Join Colleen Cory (from the Coffee with Colleen podcast) for a conversation with Ronni Abraham, Manager of Mental Health and Mindfulness projects at TIES. Topics of discussion include thinking about your mental health holistically, being honest about your emotions and checking in with yourself regularly, and how you can get support.
Practicing mindfulness exercises (which are also a type of meditation) can help you direct your attention away from the concerns that disturb your mind and engage with the world around you. Mindfulness can be a tool to avoid self-criticism and judgment by helping you shift your thoughts away from your usual preoccupations towards an appreciation of the moment, while identifying and managing difficult emotions.

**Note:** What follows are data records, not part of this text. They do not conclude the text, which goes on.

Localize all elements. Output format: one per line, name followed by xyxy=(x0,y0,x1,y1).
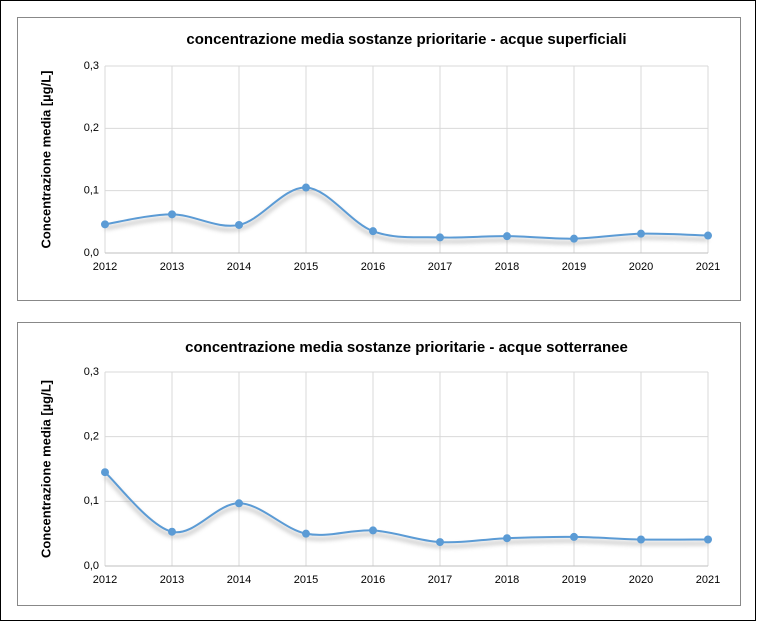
x-tick-label: 2018 xyxy=(495,574,519,586)
y-tick-label: 0,1 xyxy=(84,185,99,197)
x-tick-label: 2015 xyxy=(294,574,318,586)
x-tick-label: 2012 xyxy=(93,574,117,586)
data-point xyxy=(637,535,645,544)
y-tick-label: 0,2 xyxy=(84,122,99,134)
x-tick-label: 2021 xyxy=(696,261,720,273)
data-point xyxy=(503,534,511,543)
data-point xyxy=(436,233,444,242)
x-tick-label: 2016 xyxy=(361,261,385,273)
line-shadow xyxy=(103,475,709,548)
x-tick-label: 2021 xyxy=(696,574,720,586)
data-point xyxy=(168,527,176,536)
x-tick-label: 2017 xyxy=(428,261,452,273)
y-tick-label: 0,0 xyxy=(84,247,99,259)
chart-title: concentrazione media sostanze prioritari… xyxy=(185,339,628,356)
y-tick-label: 0,3 xyxy=(84,60,99,72)
data-point xyxy=(436,538,444,547)
x-tick-label: 2016 xyxy=(361,574,385,586)
y-tick-label: 0,3 xyxy=(84,366,99,378)
x-tick-label: 2019 xyxy=(562,261,586,273)
data-point xyxy=(704,231,712,240)
y-tick-label: 0,2 xyxy=(84,431,99,443)
x-tick-label: 2013 xyxy=(160,261,184,273)
chart-frame xyxy=(17,17,741,301)
x-tick-label: 2014 xyxy=(227,574,251,586)
chart-frame xyxy=(17,322,741,606)
series-line xyxy=(104,471,709,544)
data-point xyxy=(235,220,243,229)
data-point xyxy=(369,526,377,535)
x-tick-label: 2017 xyxy=(428,574,452,586)
data-point xyxy=(704,535,712,544)
y-tick-label: 0,1 xyxy=(84,495,99,507)
data-point xyxy=(168,210,176,219)
series-line xyxy=(104,186,709,240)
x-tick-label: 2013 xyxy=(160,574,184,586)
data-point xyxy=(369,227,377,236)
x-tick-label: 2015 xyxy=(294,261,318,273)
data-point xyxy=(637,229,645,238)
x-tick-label: 2020 xyxy=(629,261,653,273)
data-point xyxy=(302,529,310,538)
x-tick-label: 2018 xyxy=(495,261,519,273)
data-point xyxy=(570,234,578,243)
data-point xyxy=(503,232,511,241)
y-tick-label: 0,0 xyxy=(84,560,99,572)
x-tick-label: 2019 xyxy=(562,574,586,586)
y-axis-label: Concentrazione media [µg/L] xyxy=(38,71,53,249)
chart-title: concentrazione media sostanze prioritari… xyxy=(186,31,626,48)
data-point xyxy=(101,220,109,229)
x-tick-label: 2020 xyxy=(629,574,653,586)
data-point xyxy=(302,183,310,192)
x-tick-label: 2014 xyxy=(227,261,251,273)
data-point xyxy=(101,468,109,477)
line-shadow xyxy=(104,190,709,245)
x-tick-label: 2012 xyxy=(93,261,117,273)
data-point xyxy=(570,532,578,541)
y-axis-label: Concentrazione media [µg/L] xyxy=(38,380,53,558)
data-point xyxy=(235,499,243,508)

You may be suffering from emotional drain due to pandemic-related stressors such as lockdown, quarantine, and social distancing. We are facing challenges that can be stressful and overwhelming, causing strong emotions in adults and children. Though these public health actions are necessary to reduce the spread of COVID-19, they also can make us feel lonely and isolated and can increase stress and anxiety. While spending too much time planning, problem-solving, or thinking negative, it can have direct and indirect effects on physical and mental health leading you to go through symptoms of depression.

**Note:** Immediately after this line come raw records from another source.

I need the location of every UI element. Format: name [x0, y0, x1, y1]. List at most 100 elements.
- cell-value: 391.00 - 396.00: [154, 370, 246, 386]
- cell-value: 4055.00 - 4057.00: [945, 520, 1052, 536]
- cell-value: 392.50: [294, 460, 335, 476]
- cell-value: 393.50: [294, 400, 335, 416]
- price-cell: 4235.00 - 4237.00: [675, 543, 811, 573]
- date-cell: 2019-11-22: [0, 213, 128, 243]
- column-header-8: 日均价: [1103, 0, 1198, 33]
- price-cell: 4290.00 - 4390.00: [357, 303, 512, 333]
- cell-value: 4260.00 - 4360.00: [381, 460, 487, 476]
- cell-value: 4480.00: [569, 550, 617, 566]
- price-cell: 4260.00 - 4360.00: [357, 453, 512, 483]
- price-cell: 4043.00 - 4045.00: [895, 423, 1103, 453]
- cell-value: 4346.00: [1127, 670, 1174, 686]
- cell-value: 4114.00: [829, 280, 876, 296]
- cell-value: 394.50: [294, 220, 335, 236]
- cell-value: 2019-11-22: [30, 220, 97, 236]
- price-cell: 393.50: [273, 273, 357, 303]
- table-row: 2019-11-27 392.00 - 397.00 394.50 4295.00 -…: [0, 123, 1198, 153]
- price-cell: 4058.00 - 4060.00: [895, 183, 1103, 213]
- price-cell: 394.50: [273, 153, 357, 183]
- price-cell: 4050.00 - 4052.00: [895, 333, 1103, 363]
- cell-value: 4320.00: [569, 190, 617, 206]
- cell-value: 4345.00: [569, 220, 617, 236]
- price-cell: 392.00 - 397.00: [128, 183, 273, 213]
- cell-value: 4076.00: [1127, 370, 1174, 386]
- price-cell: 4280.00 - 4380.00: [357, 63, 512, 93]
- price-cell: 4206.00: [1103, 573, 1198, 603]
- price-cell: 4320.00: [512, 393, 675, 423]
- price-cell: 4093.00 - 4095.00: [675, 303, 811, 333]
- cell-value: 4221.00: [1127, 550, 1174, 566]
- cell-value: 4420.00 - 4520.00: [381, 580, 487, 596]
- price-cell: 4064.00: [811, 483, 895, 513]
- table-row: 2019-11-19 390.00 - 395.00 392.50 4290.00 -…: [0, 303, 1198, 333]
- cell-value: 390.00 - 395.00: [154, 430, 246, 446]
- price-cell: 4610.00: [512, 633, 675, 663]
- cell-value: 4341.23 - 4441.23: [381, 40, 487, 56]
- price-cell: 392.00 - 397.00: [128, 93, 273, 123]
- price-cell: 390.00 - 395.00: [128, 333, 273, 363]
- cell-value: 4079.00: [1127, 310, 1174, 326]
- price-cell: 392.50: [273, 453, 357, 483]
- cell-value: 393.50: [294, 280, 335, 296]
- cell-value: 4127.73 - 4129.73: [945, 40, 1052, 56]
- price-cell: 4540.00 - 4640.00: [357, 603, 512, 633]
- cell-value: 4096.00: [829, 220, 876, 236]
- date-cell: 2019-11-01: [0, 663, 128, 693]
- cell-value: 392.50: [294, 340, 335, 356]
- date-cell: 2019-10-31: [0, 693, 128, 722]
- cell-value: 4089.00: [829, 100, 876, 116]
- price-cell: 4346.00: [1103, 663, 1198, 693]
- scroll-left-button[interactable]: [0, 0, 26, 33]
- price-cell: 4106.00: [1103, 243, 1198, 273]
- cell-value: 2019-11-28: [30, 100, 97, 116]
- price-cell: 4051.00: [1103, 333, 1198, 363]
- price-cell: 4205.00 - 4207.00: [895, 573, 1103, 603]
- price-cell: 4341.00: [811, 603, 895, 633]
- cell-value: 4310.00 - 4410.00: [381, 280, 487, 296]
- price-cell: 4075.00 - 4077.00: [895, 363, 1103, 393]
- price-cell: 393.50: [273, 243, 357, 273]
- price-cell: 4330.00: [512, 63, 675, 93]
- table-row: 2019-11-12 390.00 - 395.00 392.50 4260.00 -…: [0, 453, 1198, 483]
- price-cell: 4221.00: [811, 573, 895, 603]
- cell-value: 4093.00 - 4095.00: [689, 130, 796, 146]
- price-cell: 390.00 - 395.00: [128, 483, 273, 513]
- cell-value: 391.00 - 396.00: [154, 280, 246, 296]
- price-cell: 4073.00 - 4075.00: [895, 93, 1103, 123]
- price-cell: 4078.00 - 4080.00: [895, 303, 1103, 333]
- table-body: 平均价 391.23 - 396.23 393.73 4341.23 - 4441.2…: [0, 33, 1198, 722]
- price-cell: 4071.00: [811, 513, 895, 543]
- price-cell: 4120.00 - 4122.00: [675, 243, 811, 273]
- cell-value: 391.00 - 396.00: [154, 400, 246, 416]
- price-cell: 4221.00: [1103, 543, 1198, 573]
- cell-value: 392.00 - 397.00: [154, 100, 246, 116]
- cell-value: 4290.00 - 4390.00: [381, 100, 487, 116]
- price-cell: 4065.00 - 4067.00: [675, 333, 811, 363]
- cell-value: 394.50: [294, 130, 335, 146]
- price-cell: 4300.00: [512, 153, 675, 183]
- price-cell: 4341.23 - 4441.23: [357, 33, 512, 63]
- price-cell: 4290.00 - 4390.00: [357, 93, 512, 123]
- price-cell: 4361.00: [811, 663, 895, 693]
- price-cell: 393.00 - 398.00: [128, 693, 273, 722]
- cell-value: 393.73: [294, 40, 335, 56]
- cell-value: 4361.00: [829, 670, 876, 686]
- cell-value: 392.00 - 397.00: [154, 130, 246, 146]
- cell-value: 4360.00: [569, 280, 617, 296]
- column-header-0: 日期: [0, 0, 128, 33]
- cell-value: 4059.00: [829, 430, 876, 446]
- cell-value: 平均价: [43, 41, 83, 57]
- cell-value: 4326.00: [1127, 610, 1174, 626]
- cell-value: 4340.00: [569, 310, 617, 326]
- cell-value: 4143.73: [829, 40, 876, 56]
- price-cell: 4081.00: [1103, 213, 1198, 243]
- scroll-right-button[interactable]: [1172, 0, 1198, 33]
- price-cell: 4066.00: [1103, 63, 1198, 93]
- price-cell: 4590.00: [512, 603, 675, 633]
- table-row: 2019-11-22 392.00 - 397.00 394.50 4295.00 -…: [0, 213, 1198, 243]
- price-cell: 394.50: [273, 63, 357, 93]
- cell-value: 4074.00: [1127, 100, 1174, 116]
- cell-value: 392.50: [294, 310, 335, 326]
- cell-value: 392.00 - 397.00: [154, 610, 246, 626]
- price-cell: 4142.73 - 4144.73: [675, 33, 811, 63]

Behavioural health providers studied Mindfulness in many clinical trials, and the overall evidence supports its effectiveness for various conditions, including stress, anxiety, pain, depression, insomnia, high blood pressure (hypertension), etc. Preliminary research also indicates that it can help you experience thoughts and emotions with greater balance and acceptance by reducing stress, boosting memory and focus, reducing emotional reactivity, lessening job burnout, and improving cognitive flexibility, relationship satisfaction, sound sleep and diabetes control. Increasing your capacity for mindfulness supports many attitudes that contribute to a satisfied life.

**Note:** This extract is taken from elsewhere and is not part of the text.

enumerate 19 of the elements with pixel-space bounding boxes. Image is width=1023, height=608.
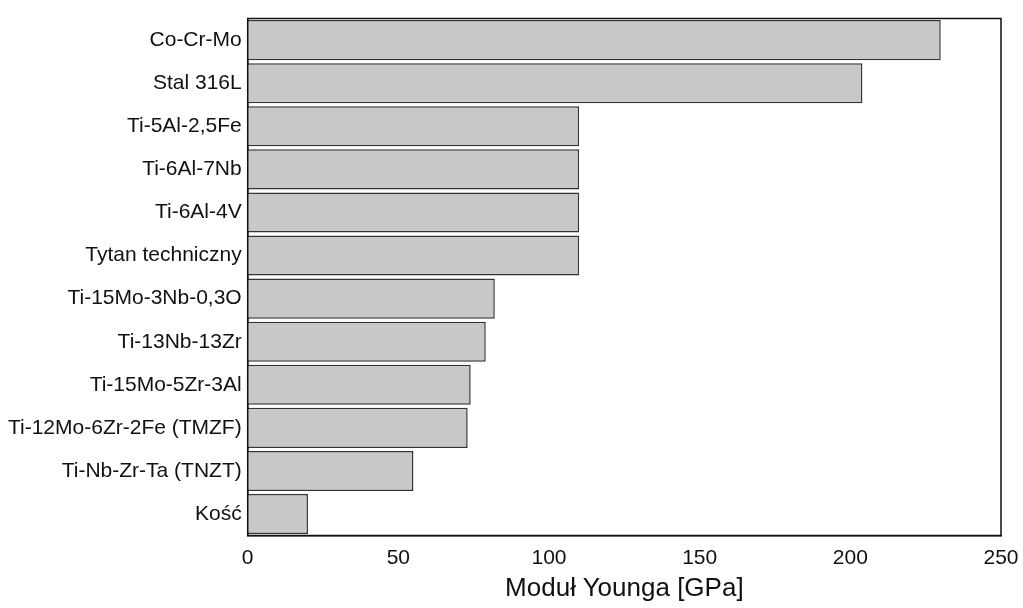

It may seem challenging at the beginning, but it is also easy to fall into the habitual processes of thinking, feeling, and doing through the lens mindfulness. Without any external disturbances interrupting each moment, it lets you experience fulfillment by connecting the whole of your senses throughout the day. Remember, by practicing mindfulness and acknowledging your past, you are not only being in the present, but you are additionally creating the best possible future for yourself.